Hezbollah says shot down 'Israeli drone' at Lebanese border
Hezbollah said Monday it had shot down an "Israeli drone" as it crossed the border into Lebanon, a week after a flash confrontation between the arch-foes.
Fighters from the Lebanese Shia movement "confronted with the appropriate weapons an Israeli drone" heading towards the border village of Ramyeh, a statement said.
The drone is now in the hands of Hezbollah, it added.
Israel did not immediately comment.
The incident follows an escalation in tensions between the two, which included an exchange of fire on Sunday, September 1.
The Iran-backed Shia movement said it had fired anti-tank missiles into Israel, destroying a military vehicle and killing or wounding those inside.
Israel's army said it had responded with around 100 artillery shells after Hezbollah targeted a battalion headquarters and military ambulance, hitting both. Israeli officials denied claims of casualties.
Hezbollah chief Hassan Nasrallah later said his organisation would respond to any further Israeli attacks with strikes "deep inside Israel" and not just along the border.
Iran-backed Hezbollah, considered a terrorist organisation by Israel and the United States, is a major political actor in Lebanon and a key government backer in war-torn Syria.
The flare-up was sparked by an Israeli strike in Syria which killed two Hezbollah fighters on August 24 and was followed by what the movement described as an Israeli drone strike on its Beirut stronghold.

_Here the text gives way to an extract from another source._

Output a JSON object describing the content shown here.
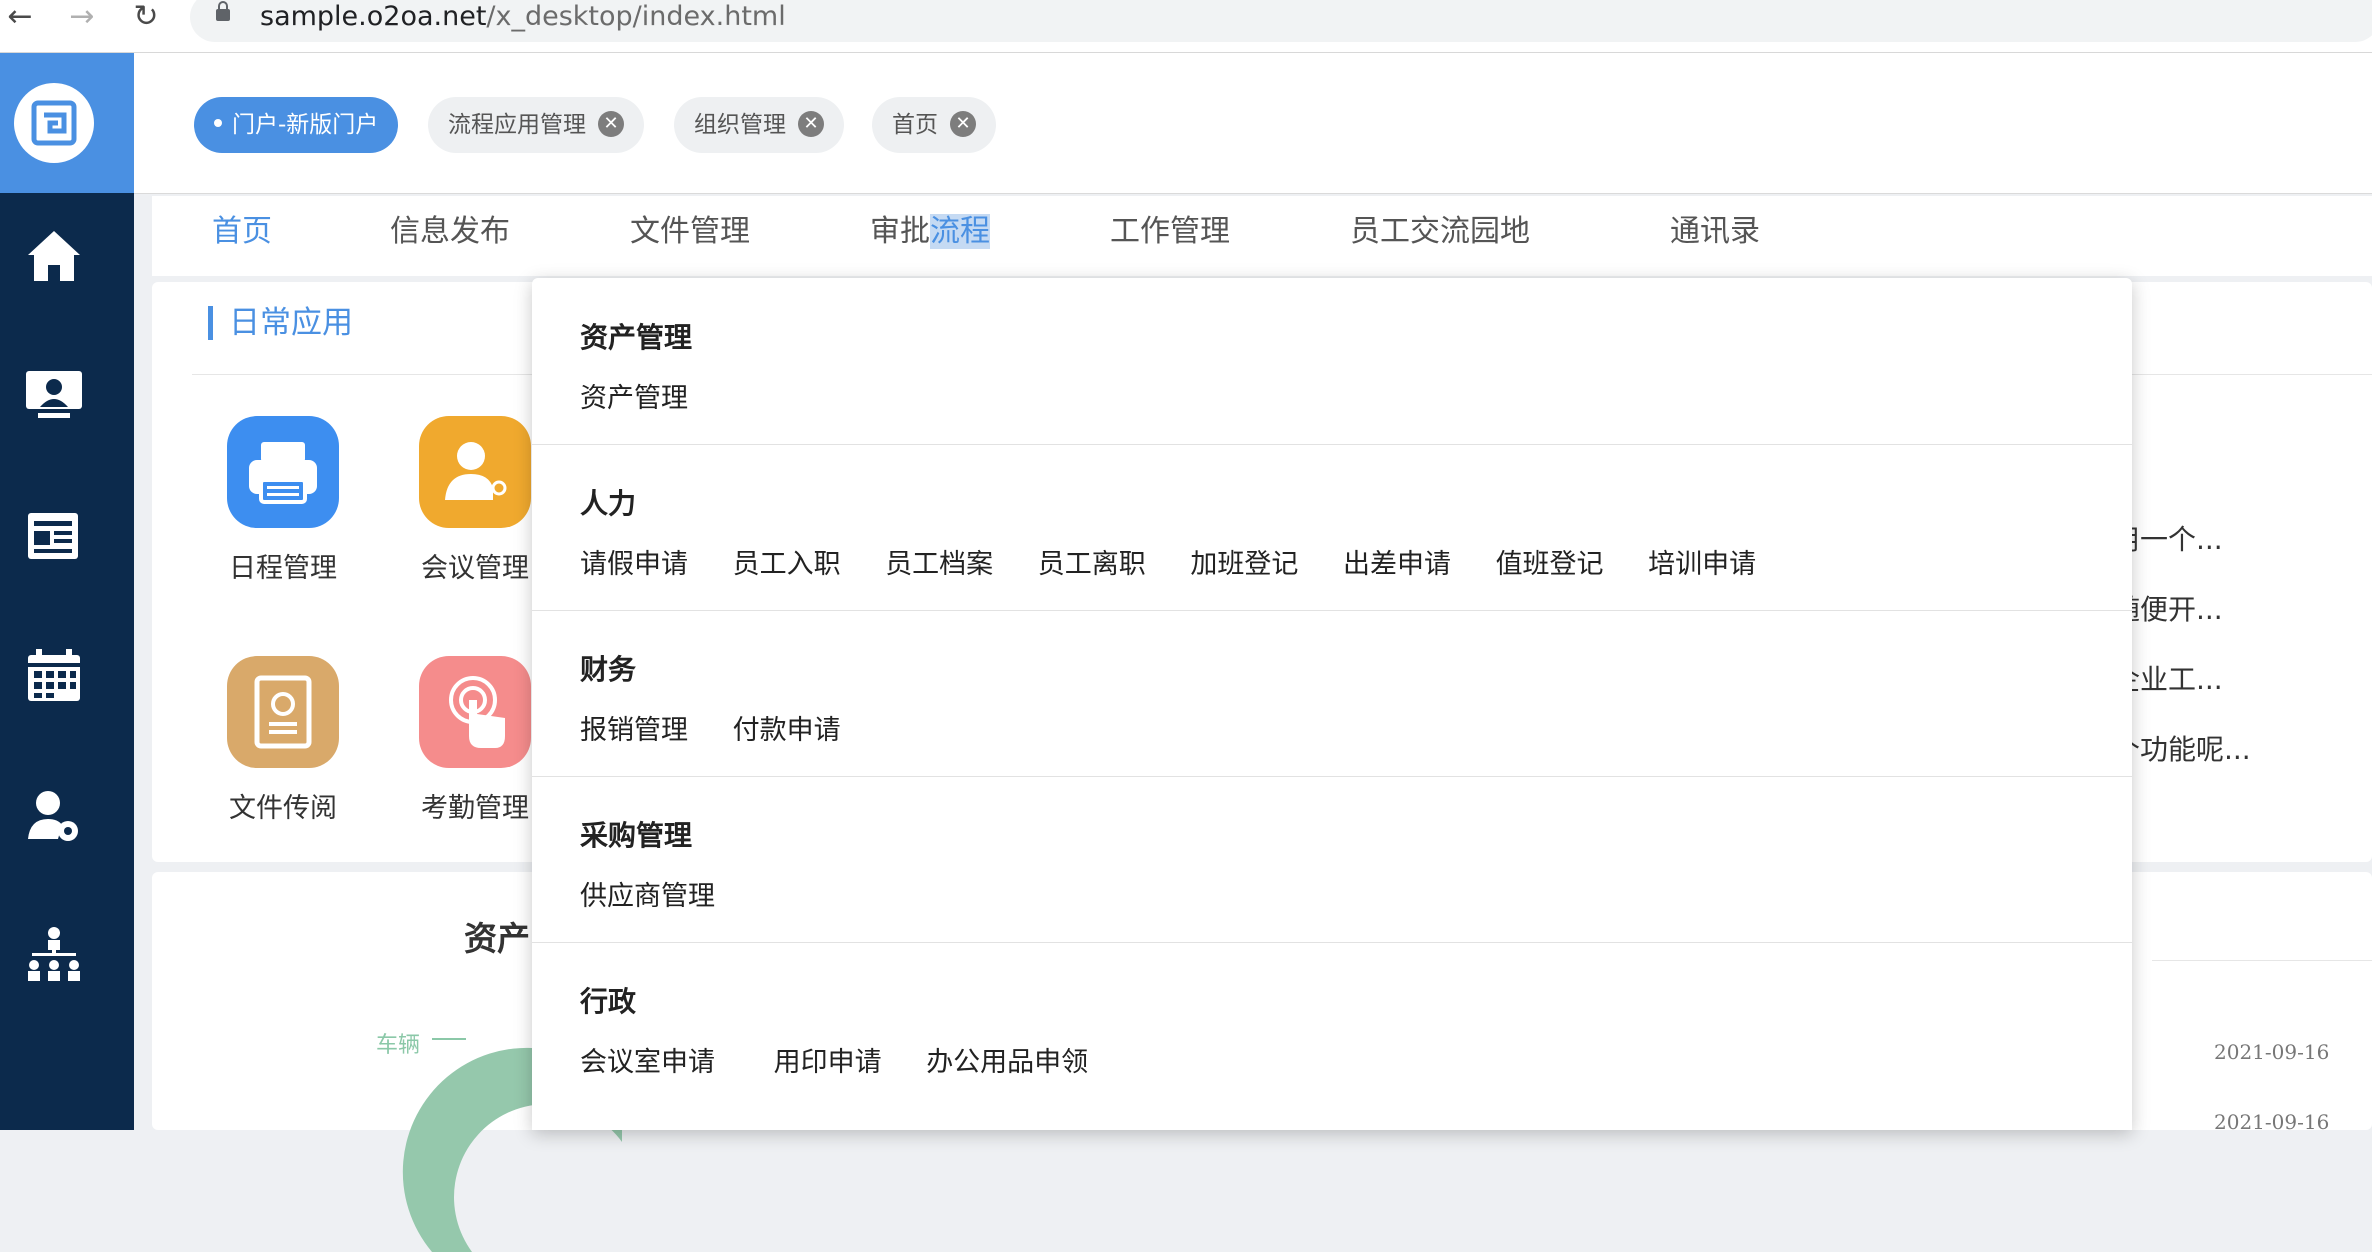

Israel has not acknowledged that attack, but accused Hezbollah and Tehran of colluding to produce precision-guided missiles on Lebanese soil.
Israel has staged hundreds of strikes against what it says are Iranian and Hezbollah targets in Syria since the civil war began there in 2011, vowing to prevent its arch-foe Iran from entrenching itself militarily in the neighbouring country.
But a drone attack by Israel inside Lebanon would mark a departure - what Nasrallah labelled the first such "hostile action" since a 2006 war between them.
The 33-day war killed 1,200 Lebanese - mostly civilians - and 160 Israelis, mostly soldiers.
The flaring tensions come just a week ahead of Israel's September 17 election, with Prime Minister Benjamin Netanyahu seen as wanting to avoid a major conflict ahead of the vote.